Problem with lxml.xpath not putting elements into a list


So here's my problem. I'm trying to use lxml to web scrape a website and get some information but the elements that the information pertains to aren't being found when using the var.xpath command. It's finding the page but after using the xpath it doesn't find anything.

import requests
from lxml import html

def main():
   result = requests.get('https://rocketleague.tracker.network/rocket-league/profile/xbl/ReedyOrange/overview')

   # the root of the tracker website
   page = html.fromstring(result.content)
   print('its getting the element from here', page)
   
   threesRank = page.xpath('//*[@id="app"]/div[2]/div[2]/div/main/div[2]/div[3]/div[1]/div/div/div[1]/div[2]/table/tbody/tr[*]/td[3]/div/div[2]/div[1]/div')
   print('the 3s rank is: ', threesRank)

if __name__ == "__main__":
    main()

OUTPUT:
"D:\Python projects\venv\Scripts\python.exe" "D:/Python projects/main.py"
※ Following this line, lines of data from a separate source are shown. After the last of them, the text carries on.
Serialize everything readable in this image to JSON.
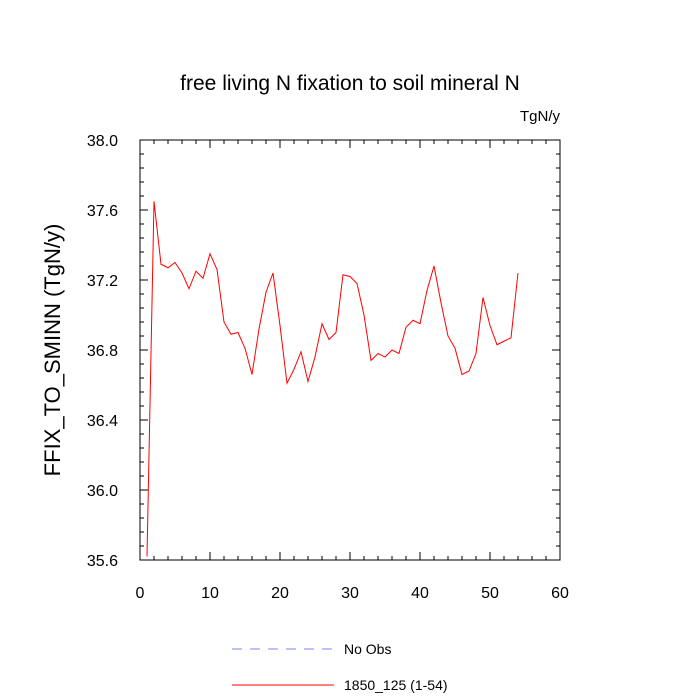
{
  "chart_data": {
    "type": "line",
    "title": "free living N fixation to soil mineral N",
    "units_label": "TgN/y",
    "ylabel": "FFIX_TO_SMINN  (TgN/y)",
    "xlabel": "",
    "xlim": [
      0,
      60
    ],
    "ylim": [
      35.6,
      38.0
    ],
    "x_ticks": [
      0,
      10,
      20,
      30,
      40,
      50,
      60
    ],
    "x_tick_labels": [
      "0",
      "10",
      "20",
      "30",
      "40",
      "50",
      "60"
    ],
    "y_ticks": [
      35.6,
      36.0,
      36.4,
      36.8,
      37.2,
      37.6,
      38.0
    ],
    "y_tick_labels": [
      "35.6",
      "36.0",
      "36.4",
      "36.8",
      "37.2",
      "37.6",
      "38.0"
    ],
    "grid": false,
    "legend_position": "bottom",
    "series": [
      {
        "name": "1850_125 (1-54)",
        "color": "#ff0000",
        "style": "solid",
        "x": [
          1,
          2,
          3,
          4,
          5,
          6,
          7,
          8,
          9,
          10,
          11,
          12,
          13,
          14,
          15,
          16,
          17,
          18,
          19,
          20,
          21,
          22,
          23,
          24,
          25,
          26,
          27,
          28,
          29,
          30,
          31,
          32,
          33,
          34,
          35,
          36,
          37,
          38,
          39,
          40,
          41,
          42,
          43,
          44,
          45,
          46,
          47,
          48,
          49,
          50,
          51,
          52,
          53,
          54
        ],
        "values": [
          35.62,
          37.65,
          37.29,
          37.27,
          37.3,
          37.24,
          37.15,
          37.25,
          37.21,
          37.35,
          37.26,
          36.96,
          36.89,
          36.9,
          36.81,
          36.66,
          36.92,
          37.13,
          37.24,
          36.94,
          36.61,
          36.69,
          36.79,
          36.62,
          36.76,
          36.95,
          36.86,
          36.9,
          37.23,
          37.22,
          37.18,
          37.0,
          36.74,
          36.78,
          36.76,
          36.8,
          36.78,
          36.93,
          36.97,
          36.95,
          37.14,
          37.28,
          37.07,
          36.88,
          36.81,
          36.66,
          36.68,
          36.78,
          37.1,
          36.94,
          36.83,
          36.85,
          36.87,
          37.24
        ]
      }
    ],
    "legend": [
      {
        "label": "No Obs",
        "color": "#8080ff",
        "style": "dashed"
      },
      {
        "label": "1850_125 (1-54)",
        "color": "#ff0000",
        "style": "solid"
      }
    ]
  }
}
its getting the element from here <Element html at 0x20eb01006d0>
the 3s rank is:  []

Process finished with exit code 0

The output next to "the 3s rank is:" should look something like this

[<Element html at 0x20eb01006d0>, <Element html at 0x20eb01006d0>, <Element html at 0x20eb01006d0>]



Solution

  • Because the xpath string does not match, no result set is returned by page.xpath(..). It's difficult to say exactly what you are looking for but considering "threesRank" I assume you are looking for all the table values, ie. ranking and so on.

    You can get a more accurate and self-explanatory xpath using the Chrome Addon "Xpath helper". Usage: enter the site and activate the extension. Hold down the shift key and hoover on the element you are interested in.
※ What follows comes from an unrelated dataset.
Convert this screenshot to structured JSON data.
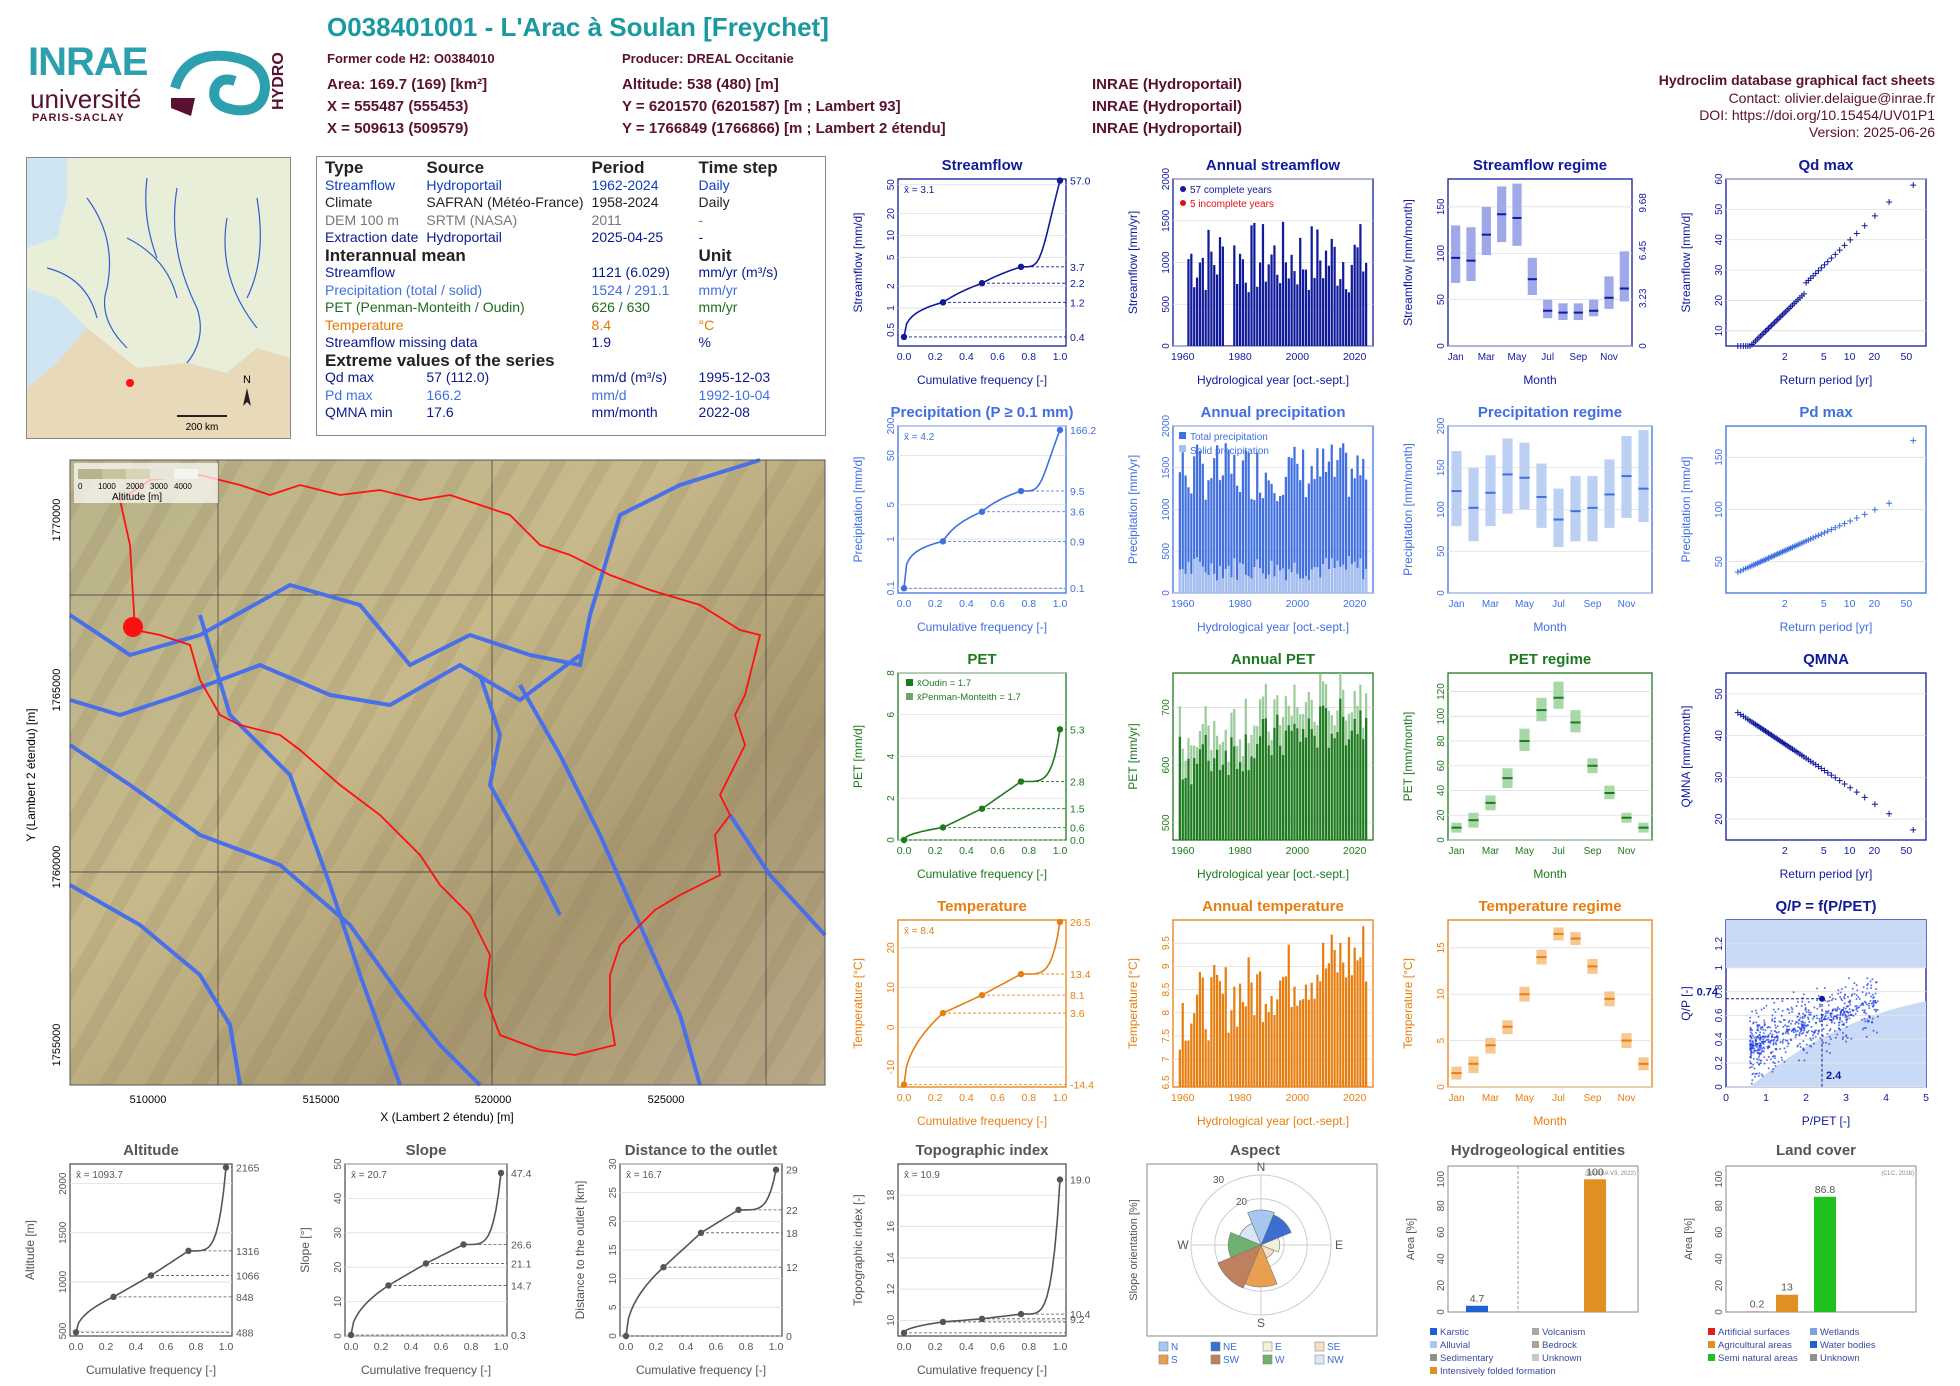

    Since the HTML used by tracker.network.com is built dynamically using javascript with BootstrapVue (and Moment/Typeahead/jQuery) there is a big risk the dynamic rendering is producing different results from time to time.

    Instead of scraping the rendered html, I suggest you instead use the structured data needed for the rendering, which in this case is stored as json in a JavaScript variable called __INITIAL_STATE__

    import requests
    import re
    import json
    from contextlib import suppress
    
    # get page
    result = requests.get('https://rocketleague.tracker.network/rocket-league/profile/xbl/ReedyOrange/overview')
    
    # Extract everything needed to render the current page. Data is stored as Json in the
    # JavaScript variable: window.__INITIAL_STATE__={"route":{"path":"\u0 ... }};
    json_string = re.search(r"window.__INITIAL_STATE__\s?=\s?(\{.*?\});", result.text).group(1)
    
    # convert text string to structured json data
    rocketleague = json.loads(json_string)
    
    # Save structured json data to a text file that helps you orient yourself and pick
    # the parts you are interested in.
    with open('rocketleague_json_data.txt', 'w') as outfile:
        outfile.write(json.dumps(rocketleague, indent=4, sort_keys=True))
    
    # Access members using names
    print(rocketleague['titles']['currentTitle']['platforms'][0]['name'])
    
    # To avoid 'KeyError' when a key is missing or index is out of range, use "with suppress"
    # as in the example below:  since there there is no platform no 99, the variable "platform99"
    # will be unassigned without throwing a 'keyerror' exception.
    from contextlib import suppress
    
    with suppress(KeyError):
        platform1 = rocketleague['titles']['currentTitle']['platforms'][0]['name']
        platform99 = rocketleague['titles']['currentTitle']['platforms'][99]['name']
    
    # print platforms used by currentTitle
    for platform in rocketleague['titles']['currentTitle']['platforms']:
        print(platform['name'])
    
    # print all titles with corresponding platforms
    for title in rocketleague['titles']['titles']:
        print(f"\nTitle: {title['name']}")
        for platform in title['platforms']:
            print(f"\tPlatform: {platform['name']}")